California, United States of America
The following excerpt is from Albertson's Inc. v. Workers' Comp. Appeals Bd., 131 Cal.App.3d 308, 182 Cal.Rptr. 304 (Cal. App. 1982):
In Deziel, the Michigan court adopted a "strictly subjective causal nexus' standard" under which "a claimant is entitled to compensation [for mental injuries] if it is factually established that claimant honestly perceives some personal injury incurred during the ordinary work of his employment 'caused' his disability.... [p] The focal point of this standard is the plaintiff's own perception of reality." (Id., 268 N.W.2d at p. 11.) The board's limiting language in this case, that the claimed causal relationship between employment and injury not be a mere "after-the-fact rationalization," is equivalent to Michigan's "honest perception" rule.
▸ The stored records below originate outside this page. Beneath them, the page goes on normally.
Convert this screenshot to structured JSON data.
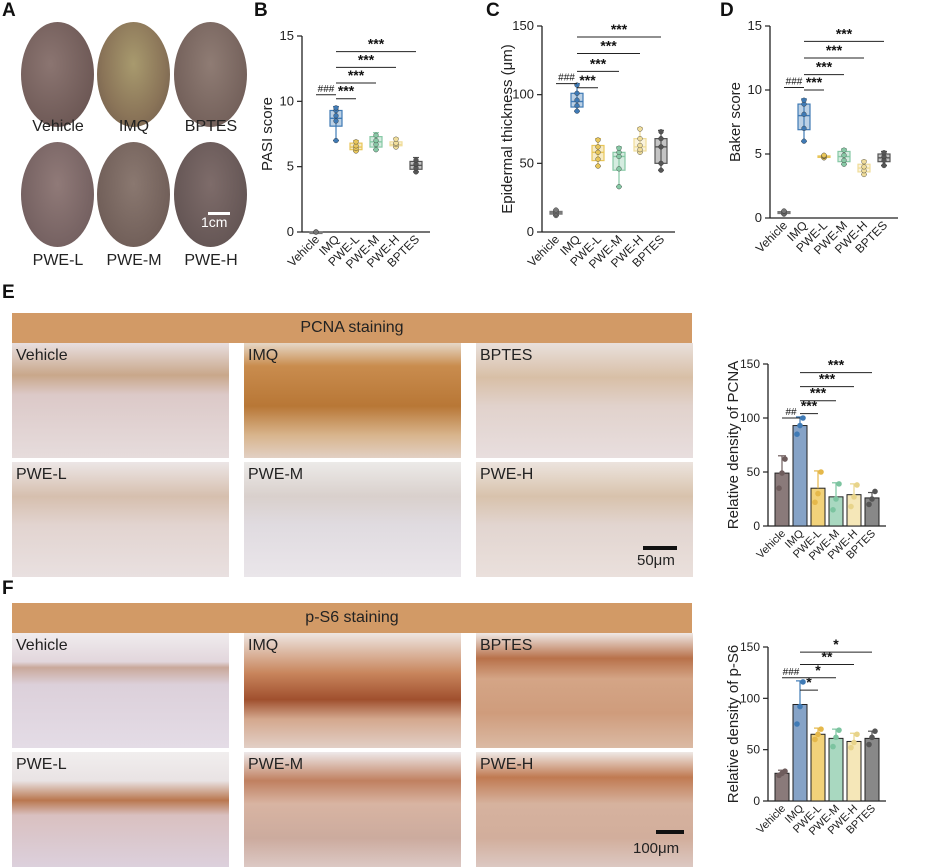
{
  "panel_letters": {
    "a": "A",
    "b": "B",
    "c": "C",
    "d": "D",
    "e": "E",
    "f": "F"
  },
  "panel_a": {
    "labels": [
      "Vehicle",
      "IMQ",
      "BPTES",
      "PWE-L",
      "PWE-M",
      "PWE-H"
    ],
    "scale_bar": "1cm",
    "colors": [
      "#7a6661",
      "#8e7a5c",
      "#7b6c66",
      "#7c6868",
      "#776862",
      "#6e5e5c"
    ]
  },
  "panel_e": {
    "banner": "PCNA staining",
    "labels": [
      "Vehicle",
      "IMQ",
      "BPTES",
      "PWE-L",
      "PWE-M",
      "PWE-H"
    ],
    "scale_bar": "50μm",
    "banner_color": "#d29a66"
  },
  "panel_f": {
    "banner": "p-S6 staining",
    "labels": [
      "Vehicle",
      "IMQ",
      "BPTES",
      "PWE-L",
      "PWE-M",
      "PWE-H"
    ],
    "scale_bar": "100μm"
  },
  "chart_data": [
    {
      "id": "B",
      "type": "box",
      "ylabel": "PASI score",
      "xlabel": "",
      "ylim": [
        0,
        15
      ],
      "yticks": [
        0,
        5,
        10,
        15
      ],
      "categories": [
        "Vehicle",
        "IMQ",
        "PWE-L",
        "PWE-M",
        "PWE-H",
        "BPTES"
      ],
      "colors": [
        "#777777",
        "#3f7ab5",
        "#e8c65a",
        "#86c9a5",
        "#f0dd9a",
        "#555555"
      ],
      "boxes": [
        {
          "min": 0,
          "q1": 0,
          "median": 0,
          "q3": 0,
          "max": 0,
          "points": [
            0,
            0,
            0,
            0
          ]
        },
        {
          "min": 7.0,
          "q1": 8.1,
          "median": 8.7,
          "q3": 9.3,
          "max": 9.6,
          "points": [
            7.0,
            8.5,
            8.9,
            9.3,
            9.5
          ]
        },
        {
          "min": 6.2,
          "q1": 6.3,
          "median": 6.5,
          "q3": 6.8,
          "max": 7.0,
          "points": [
            6.2,
            6.4,
            6.6,
            6.9
          ]
        },
        {
          "min": 6.3,
          "q1": 6.5,
          "median": 6.9,
          "q3": 7.3,
          "max": 7.6,
          "points": [
            6.3,
            6.7,
            7.0,
            7.4
          ]
        },
        {
          "min": 6.5,
          "q1": 6.6,
          "median": 6.7,
          "q3": 6.9,
          "max": 7.2,
          "points": [
            6.5,
            6.7,
            6.8,
            7.1
          ]
        },
        {
          "min": 4.6,
          "q1": 4.8,
          "median": 5.1,
          "q3": 5.4,
          "max": 5.7,
          "points": [
            4.6,
            4.9,
            5.2,
            5.5
          ]
        }
      ],
      "annotations": [
        {
          "text": "###",
          "from": 0,
          "to": 1,
          "y": 10.5,
          "small": true
        },
        {
          "text": "***",
          "from": 1,
          "to": 2,
          "y": 10.2
        },
        {
          "text": "***",
          "from": 1,
          "to": 3,
          "y": 11.4
        },
        {
          "text": "***",
          "from": 1,
          "to": 4,
          "y": 12.6
        },
        {
          "text": "***",
          "from": 1,
          "to": 5,
          "y": 13.8
        }
      ]
    },
    {
      "id": "C",
      "type": "box",
      "ylabel": "Epidermal thickness (μm)",
      "xlabel": "",
      "ylim": [
        0,
        150
      ],
      "yticks": [
        0,
        50,
        100,
        150
      ],
      "categories": [
        "Vehicle",
        "IMQ",
        "PWE-L",
        "PWE-M",
        "PWE-H",
        "BPTES"
      ],
      "colors": [
        "#777777",
        "#3f7ab5",
        "#e8c65a",
        "#86c9a5",
        "#f0dd9a",
        "#555555"
      ],
      "boxes": [
        {
          "min": 12,
          "q1": 13,
          "median": 14,
          "q3": 15,
          "max": 16,
          "points": [
            12,
            13,
            14,
            15,
            16
          ]
        },
        {
          "min": 88,
          "q1": 91,
          "median": 95,
          "q3": 101,
          "max": 108,
          "points": [
            88,
            92,
            96,
            101,
            107
          ]
        },
        {
          "min": 48,
          "q1": 52,
          "median": 58,
          "q3": 63,
          "max": 68,
          "points": [
            48,
            53,
            58,
            62,
            67
          ]
        },
        {
          "min": 33,
          "q1": 45,
          "median": 55,
          "q3": 58,
          "max": 62,
          "points": [
            33,
            46,
            55,
            58,
            61
          ]
        },
        {
          "min": 58,
          "q1": 59,
          "median": 62,
          "q3": 68,
          "max": 76,
          "points": [
            58,
            60,
            63,
            68,
            75
          ]
        },
        {
          "min": 45,
          "q1": 50,
          "median": 62,
          "q3": 68,
          "max": 74,
          "points": [
            45,
            50,
            62,
            68,
            73
          ]
        }
      ],
      "annotations": [
        {
          "text": "###",
          "from": 0,
          "to": 1,
          "y": 108,
          "small": true
        },
        {
          "text": "***",
          "from": 1,
          "to": 2,
          "y": 105
        },
        {
          "text": "***",
          "from": 1,
          "to": 3,
          "y": 117
        },
        {
          "text": "***",
          "from": 1,
          "to": 4,
          "y": 130
        },
        {
          "text": "***",
          "from": 1,
          "to": 5,
          "y": 142
        }
      ]
    },
    {
      "id": "D",
      "type": "box",
      "ylabel": "Baker score",
      "xlabel": "",
      "ylim": [
        0,
        15
      ],
      "yticks": [
        0,
        5,
        10,
        15
      ],
      "categories": [
        "Vehicle",
        "IMQ",
        "PWE-L",
        "PWE-M",
        "PWE-H",
        "BPTES"
      ],
      "colors": [
        "#777777",
        "#3f7ab5",
        "#e8c65a",
        "#86c9a5",
        "#f0dd9a",
        "#555555"
      ],
      "boxes": [
        {
          "min": 0.3,
          "q1": 0.35,
          "median": 0.45,
          "q3": 0.5,
          "max": 0.55,
          "points": [
            0.3,
            0.4,
            0.5,
            0.55
          ]
        },
        {
          "min": 6.0,
          "q1": 6.9,
          "median": 8.0,
          "q3": 8.9,
          "max": 9.3,
          "points": [
            6.0,
            7.0,
            8.1,
            8.9,
            9.2
          ]
        },
        {
          "min": 4.7,
          "q1": 4.75,
          "median": 4.8,
          "q3": 4.85,
          "max": 4.9,
          "points": [
            4.7,
            4.8,
            4.85,
            4.9
          ]
        },
        {
          "min": 4.2,
          "q1": 4.4,
          "median": 4.8,
          "q3": 5.2,
          "max": 5.4,
          "points": [
            4.2,
            4.5,
            4.9,
            5.3
          ]
        },
        {
          "min": 3.4,
          "q1": 3.6,
          "median": 3.9,
          "q3": 4.2,
          "max": 4.5,
          "points": [
            3.4,
            3.7,
            4.0,
            4.4
          ]
        },
        {
          "min": 4.1,
          "q1": 4.4,
          "median": 4.7,
          "q3": 5.0,
          "max": 5.2,
          "points": [
            4.1,
            4.5,
            4.8,
            5.1
          ]
        }
      ],
      "annotations": [
        {
          "text": "###",
          "from": 0,
          "to": 1,
          "y": 10.2,
          "small": true
        },
        {
          "text": "***",
          "from": 1,
          "to": 2,
          "y": 10.0
        },
        {
          "text": "***",
          "from": 1,
          "to": 3,
          "y": 11.2
        },
        {
          "text": "***",
          "from": 1,
          "to": 4,
          "y": 12.5
        },
        {
          "text": "***",
          "from": 1,
          "to": 5,
          "y": 13.8
        }
      ]
    },
    {
      "id": "E",
      "type": "bar",
      "ylabel": "Relative density of PCNA",
      "xlabel": "",
      "ylim": [
        0,
        150
      ],
      "yticks": [
        0,
        50,
        100,
        150
      ],
      "categories": [
        "Vehicle",
        "IMQ",
        "PWE-L",
        "PWE-M",
        "PWE-H",
        "BPTES"
      ],
      "colors": [
        "#8a7a7a",
        "#86a3c7",
        "#f2d27a",
        "#a9d8c0",
        "#f5e7b8",
        "#888888"
      ],
      "dot_colors": [
        "#6e5c5c",
        "#3f7ab5",
        "#e5b84a",
        "#7cc4a0",
        "#e8d48a",
        "#555555"
      ],
      "values": [
        49,
        93,
        35,
        27,
        29,
        26
      ],
      "errors": [
        16,
        8,
        16,
        13,
        10,
        5
      ],
      "points": [
        [
          35,
          49,
          62
        ],
        [
          85,
          93,
          100
        ],
        [
          22,
          30,
          50
        ],
        [
          15,
          25,
          39
        ],
        [
          18,
          27,
          38
        ],
        [
          20,
          25,
          32
        ]
      ],
      "annotations": [
        {
          "text": "##",
          "from": 0,
          "to": 1,
          "y": 100,
          "small": true
        },
        {
          "text": "***",
          "from": 1,
          "to": 2,
          "y": 104
        },
        {
          "text": "***",
          "from": 1,
          "to": 3,
          "y": 116
        },
        {
          "text": "***",
          "from": 1,
          "to": 4,
          "y": 129
        },
        {
          "text": "***",
          "from": 1,
          "to": 5,
          "y": 142
        }
      ]
    },
    {
      "id": "F",
      "type": "bar",
      "ylabel": "Relative density of p-S6",
      "xlabel": "",
      "ylim": [
        0,
        150
      ],
      "yticks": [
        0,
        50,
        100,
        150
      ],
      "categories": [
        "Vehicle",
        "IMQ",
        "PWE-L",
        "PWE-M",
        "PWE-H",
        "BPTES"
      ],
      "colors": [
        "#8a7a7a",
        "#86a3c7",
        "#f2d27a",
        "#a9d8c0",
        "#f5e7b8",
        "#888888"
      ],
      "dot_colors": [
        "#6e5c5c",
        "#3f7ab5",
        "#e5b84a",
        "#7cc4a0",
        "#e8d48a",
        "#555555"
      ],
      "values": [
        27,
        94,
        65,
        61,
        58,
        61
      ],
      "errors": [
        3,
        23,
        6,
        9,
        8,
        7
      ],
      "points": [
        [
          25,
          27,
          29
        ],
        [
          75,
          92,
          116
        ],
        [
          60,
          65,
          70
        ],
        [
          53,
          62,
          69
        ],
        [
          52,
          57,
          65
        ],
        [
          55,
          62,
          68
        ]
      ],
      "annotations": [
        {
          "text": "###",
          "from": 0,
          "to": 1,
          "y": 120,
          "small": true
        },
        {
          "text": "*",
          "from": 1,
          "to": 2,
          "y": 108
        },
        {
          "text": "*",
          "from": 1,
          "to": 3,
          "y": 120
        },
        {
          "text": "**",
          "from": 1,
          "to": 4,
          "y": 133
        },
        {
          "text": "*",
          "from": 1,
          "to": 5,
          "y": 145
        }
      ]
    }
  ]
}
Its reservation of the question whether a psychiatric injury is compensable where the "employment was a mere passive element that a nonindustrial condition happened to have focused on" is a point of departure from the Deziel rule, which found industrial causation for a psychiatric disability where the applicant's job merely "perform[ed] the function of a convenient hook on which he can attach causation for troubles of all kinds and once this is set up, this traumatic event becomes the assigned cause by the patient." (Deziel v. Difco, supra, 268 N.W.2d at p. 18.)